Bus lebih kosong dari biasanya. Haruto duduk di tempat biasanya—baris keempat dari belakang, di sebelah jendela kiri—dan aku duduk di tempat biasanya, di sebelah jendela baris terakhir.
Sayangnya, aku tidak berbicarra dengannya sejak hari dia menyelamatkanku. Yang paling biasa aku lakukan hanyalah melihat profilnya dari belakang secara diagonal. Aku tahu ini sedikit kasar bagiku, tapi berkat itu, aku belajar banyak hal.
Contohnya: dia suka melihat ke luar jendela, dia sering menghela napas kecil, dan dia selalu berekpresi sedih.
[ Apa dia mengkhawatirkan sesuatu? ]
Aku sangat ingin tahu tentang ceritanya sehingga tanpa aku sadari, aku tertarik padanya. Hari itu, ketika aku terus menatapnya ...
Dia menyadari tatapanku lagi.
Sesekali atau lebih tepatnya, sangat sering hingga akhir-akhir ini—
Dia menyadari jika aku memperhatikannya. Aku merasa dia akan berbalik untuk menatapku, jadi aku menunduk dengan tergas-gesa lalu memalingkan mata.

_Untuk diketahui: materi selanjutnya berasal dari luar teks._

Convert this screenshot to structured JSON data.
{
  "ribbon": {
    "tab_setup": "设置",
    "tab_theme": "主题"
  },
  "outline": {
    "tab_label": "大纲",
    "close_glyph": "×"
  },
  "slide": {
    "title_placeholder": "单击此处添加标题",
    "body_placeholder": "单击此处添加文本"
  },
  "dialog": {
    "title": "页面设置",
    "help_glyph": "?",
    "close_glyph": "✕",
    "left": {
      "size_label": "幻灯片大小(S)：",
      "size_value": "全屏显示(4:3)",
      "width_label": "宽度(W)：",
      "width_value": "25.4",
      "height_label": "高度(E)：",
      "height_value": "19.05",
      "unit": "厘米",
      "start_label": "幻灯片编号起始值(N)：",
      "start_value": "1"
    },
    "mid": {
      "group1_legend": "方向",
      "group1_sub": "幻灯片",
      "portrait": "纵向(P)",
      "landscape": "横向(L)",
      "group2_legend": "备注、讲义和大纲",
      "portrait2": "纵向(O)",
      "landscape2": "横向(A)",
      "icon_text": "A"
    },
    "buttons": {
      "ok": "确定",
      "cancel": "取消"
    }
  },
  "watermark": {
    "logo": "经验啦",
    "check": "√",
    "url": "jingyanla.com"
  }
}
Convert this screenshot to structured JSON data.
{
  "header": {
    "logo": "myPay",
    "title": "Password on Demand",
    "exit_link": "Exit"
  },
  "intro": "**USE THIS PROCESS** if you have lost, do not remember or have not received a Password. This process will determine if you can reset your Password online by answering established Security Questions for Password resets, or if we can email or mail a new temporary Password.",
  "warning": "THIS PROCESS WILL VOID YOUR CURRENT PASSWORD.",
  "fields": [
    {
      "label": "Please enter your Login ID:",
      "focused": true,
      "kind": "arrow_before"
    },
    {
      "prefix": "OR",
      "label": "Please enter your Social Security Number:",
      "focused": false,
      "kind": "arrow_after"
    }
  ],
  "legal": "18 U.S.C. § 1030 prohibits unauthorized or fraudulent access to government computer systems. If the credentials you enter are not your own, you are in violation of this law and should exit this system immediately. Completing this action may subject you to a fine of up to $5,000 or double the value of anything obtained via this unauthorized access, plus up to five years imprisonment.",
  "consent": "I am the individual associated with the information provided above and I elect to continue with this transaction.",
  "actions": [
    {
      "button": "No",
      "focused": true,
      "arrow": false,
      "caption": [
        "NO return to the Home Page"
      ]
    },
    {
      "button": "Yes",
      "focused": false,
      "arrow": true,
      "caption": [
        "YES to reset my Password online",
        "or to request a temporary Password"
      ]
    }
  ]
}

Kemudian, ketika aku perlahan mengangkat kepalaku lagi untuk mengintipnya, aku melakukan kontak mata dengan gadis sekolah menengah atas yang duduk dua baris di belakang Haruto. Dia adalah gadis yang sangat cantik dan tampak sangat dewasa. Dia dengan cepat berbalik menghadap ke depan, tetapi dia tersenyum diam-diam pada dirinya sendiri, seolah-olah dia telah melihat sesuatu yang lucu. Tapi itu tidak dengan cara jahat ...
Dia memiliki semacam udara lembut tentang dirinya.
Sebenarnya, gadis itu juga sering naik bus pada jam ini. Dan—
Aku mungkin salah, tapi—
Aku merasa jika dia sering melihat Haruto.
[ Apa mungkin gadis itu juga menyukainya? Jika begitu, aku tidak akan kalah darinya—]
Pikirku dalam tekad.
Pada detik itu, bus tiba-tiba menyetak. Aku merasa seperti melayang sejenak, sebelum rasa sakit yang luar biasa menjalar ke seluruh tubuhku. Pandanganku menjadi buram dan aku tidak dapat melihat apa pun di depanku.
Kemudian...
[ Apa ...? ]
Tanpa menyadari apa yang terjadi, aku kehilangan kesadaran.